Old Sugarmill was listed on the New South Wales State Heritage Register on 2 April 1999 having satisfied the following criteria.

The place is important in demonstrating the course, or pattern, of cultural or natural history in New South Wales.

The Old Sugarmill at Canterbury is of State historic significance because of its associations with the development of the sugar industry in Australia, especially with the nationally important company of CSR, and because of its important role in the development of the locality of Canterbury, both in its original use and because of its other uses as a foundry, butter factory and then processed food. It has additional historical significance as the oldest building in Canterbury and its role in the early subdivision and settlement in the locality.

The place is important in demonstrating aesthetic characteristics and/or a high degree of creative or technical achievement in New South Wales.

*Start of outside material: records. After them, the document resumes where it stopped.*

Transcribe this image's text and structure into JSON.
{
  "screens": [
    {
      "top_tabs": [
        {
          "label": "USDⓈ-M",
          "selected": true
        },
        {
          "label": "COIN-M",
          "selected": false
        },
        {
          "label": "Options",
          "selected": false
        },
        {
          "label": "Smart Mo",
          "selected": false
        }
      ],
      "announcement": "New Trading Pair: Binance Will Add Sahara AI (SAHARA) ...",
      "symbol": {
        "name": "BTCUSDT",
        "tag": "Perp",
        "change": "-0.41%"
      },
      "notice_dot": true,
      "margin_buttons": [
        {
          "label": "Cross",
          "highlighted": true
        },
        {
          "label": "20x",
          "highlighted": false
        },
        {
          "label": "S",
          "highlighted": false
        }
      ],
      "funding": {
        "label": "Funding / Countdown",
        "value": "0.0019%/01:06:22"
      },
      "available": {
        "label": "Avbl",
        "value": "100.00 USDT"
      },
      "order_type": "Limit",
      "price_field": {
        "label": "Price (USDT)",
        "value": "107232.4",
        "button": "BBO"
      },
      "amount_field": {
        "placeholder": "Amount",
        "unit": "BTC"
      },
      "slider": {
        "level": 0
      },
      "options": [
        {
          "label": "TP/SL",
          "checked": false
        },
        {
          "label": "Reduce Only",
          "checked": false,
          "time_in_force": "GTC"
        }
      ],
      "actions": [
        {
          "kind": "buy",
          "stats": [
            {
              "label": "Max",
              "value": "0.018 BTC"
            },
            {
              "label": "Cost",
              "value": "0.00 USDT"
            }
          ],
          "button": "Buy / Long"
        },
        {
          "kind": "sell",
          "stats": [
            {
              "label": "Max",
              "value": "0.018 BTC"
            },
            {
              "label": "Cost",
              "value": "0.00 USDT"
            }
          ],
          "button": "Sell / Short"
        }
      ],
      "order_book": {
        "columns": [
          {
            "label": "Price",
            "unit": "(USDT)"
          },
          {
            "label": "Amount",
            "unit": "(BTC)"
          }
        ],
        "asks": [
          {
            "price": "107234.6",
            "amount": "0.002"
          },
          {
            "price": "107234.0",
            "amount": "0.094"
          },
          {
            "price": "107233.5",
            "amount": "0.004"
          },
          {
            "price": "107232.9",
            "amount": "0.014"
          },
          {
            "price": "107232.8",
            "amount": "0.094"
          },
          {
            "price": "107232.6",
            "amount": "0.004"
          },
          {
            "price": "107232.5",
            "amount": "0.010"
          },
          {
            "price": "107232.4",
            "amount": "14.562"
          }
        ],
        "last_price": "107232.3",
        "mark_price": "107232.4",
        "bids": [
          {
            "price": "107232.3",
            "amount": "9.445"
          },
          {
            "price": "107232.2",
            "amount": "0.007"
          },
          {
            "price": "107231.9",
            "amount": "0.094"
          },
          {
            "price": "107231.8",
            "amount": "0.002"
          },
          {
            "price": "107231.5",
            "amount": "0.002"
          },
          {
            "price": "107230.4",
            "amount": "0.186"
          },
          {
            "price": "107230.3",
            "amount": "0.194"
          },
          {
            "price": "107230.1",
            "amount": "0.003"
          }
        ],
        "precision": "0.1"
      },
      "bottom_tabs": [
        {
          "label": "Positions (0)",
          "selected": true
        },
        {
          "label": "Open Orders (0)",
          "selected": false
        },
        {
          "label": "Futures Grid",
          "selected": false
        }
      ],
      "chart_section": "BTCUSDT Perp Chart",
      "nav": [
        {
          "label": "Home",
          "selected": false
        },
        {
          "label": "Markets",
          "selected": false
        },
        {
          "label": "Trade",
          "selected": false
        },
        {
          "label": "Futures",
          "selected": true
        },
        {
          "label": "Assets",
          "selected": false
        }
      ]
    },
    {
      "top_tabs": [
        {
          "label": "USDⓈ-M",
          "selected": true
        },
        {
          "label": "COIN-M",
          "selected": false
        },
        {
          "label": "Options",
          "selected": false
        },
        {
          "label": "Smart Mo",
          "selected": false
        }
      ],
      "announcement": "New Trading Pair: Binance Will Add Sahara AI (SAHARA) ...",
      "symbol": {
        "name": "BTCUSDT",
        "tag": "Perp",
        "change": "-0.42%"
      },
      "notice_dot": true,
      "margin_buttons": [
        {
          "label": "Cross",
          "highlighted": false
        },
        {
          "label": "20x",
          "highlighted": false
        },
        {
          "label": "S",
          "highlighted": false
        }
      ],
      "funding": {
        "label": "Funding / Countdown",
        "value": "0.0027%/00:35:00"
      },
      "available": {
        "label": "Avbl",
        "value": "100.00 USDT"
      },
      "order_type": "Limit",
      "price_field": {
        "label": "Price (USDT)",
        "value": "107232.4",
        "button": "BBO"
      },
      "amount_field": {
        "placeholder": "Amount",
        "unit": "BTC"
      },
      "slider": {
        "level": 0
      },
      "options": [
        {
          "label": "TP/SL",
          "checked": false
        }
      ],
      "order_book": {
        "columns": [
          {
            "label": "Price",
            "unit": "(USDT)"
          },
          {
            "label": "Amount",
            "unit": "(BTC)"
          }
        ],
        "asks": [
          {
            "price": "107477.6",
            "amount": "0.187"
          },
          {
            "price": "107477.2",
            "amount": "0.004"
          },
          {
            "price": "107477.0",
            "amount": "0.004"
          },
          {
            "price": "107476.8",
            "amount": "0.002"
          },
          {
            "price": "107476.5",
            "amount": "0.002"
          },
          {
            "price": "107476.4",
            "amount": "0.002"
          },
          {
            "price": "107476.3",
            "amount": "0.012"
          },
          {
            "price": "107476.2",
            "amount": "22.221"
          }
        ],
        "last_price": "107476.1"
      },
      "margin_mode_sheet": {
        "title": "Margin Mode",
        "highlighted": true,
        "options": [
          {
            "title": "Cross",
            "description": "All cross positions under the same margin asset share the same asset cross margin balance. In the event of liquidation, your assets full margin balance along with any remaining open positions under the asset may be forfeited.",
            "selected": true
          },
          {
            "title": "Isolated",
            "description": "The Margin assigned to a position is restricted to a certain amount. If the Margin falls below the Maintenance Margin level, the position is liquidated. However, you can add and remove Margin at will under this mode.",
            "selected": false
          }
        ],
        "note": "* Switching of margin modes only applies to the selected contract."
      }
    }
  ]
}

The Old Sugarmill at Canterbury is of State aesthetic significance as a five-storey sandstone building with symmetrical Georgian styling in a landmark setting beside the Cooks River.

The place has potential to yield information that will contribute to an understanding of the cultural or natural history of New South Wales.

It has scientific significance because the site demonstrates great archaeological potential to reveal information about early occupation and industry in New South Wales and in this locality. Intact equipment and purpose-designed structures from the occupation of J.C. Hutton and Co - demonstrate past techniques relating to food processing and its associated technology.

The place possesses uncommon, rare or endangered aspects of the cultural or natural history of New South Wales.

The Old Sugarmill at Canterbury is of State significance for its rarity, believed to be the oldest surviving industrial building in the Sydney region. Statewide it is a rare example of a pre-1850s industrial building which has retained much of its external form.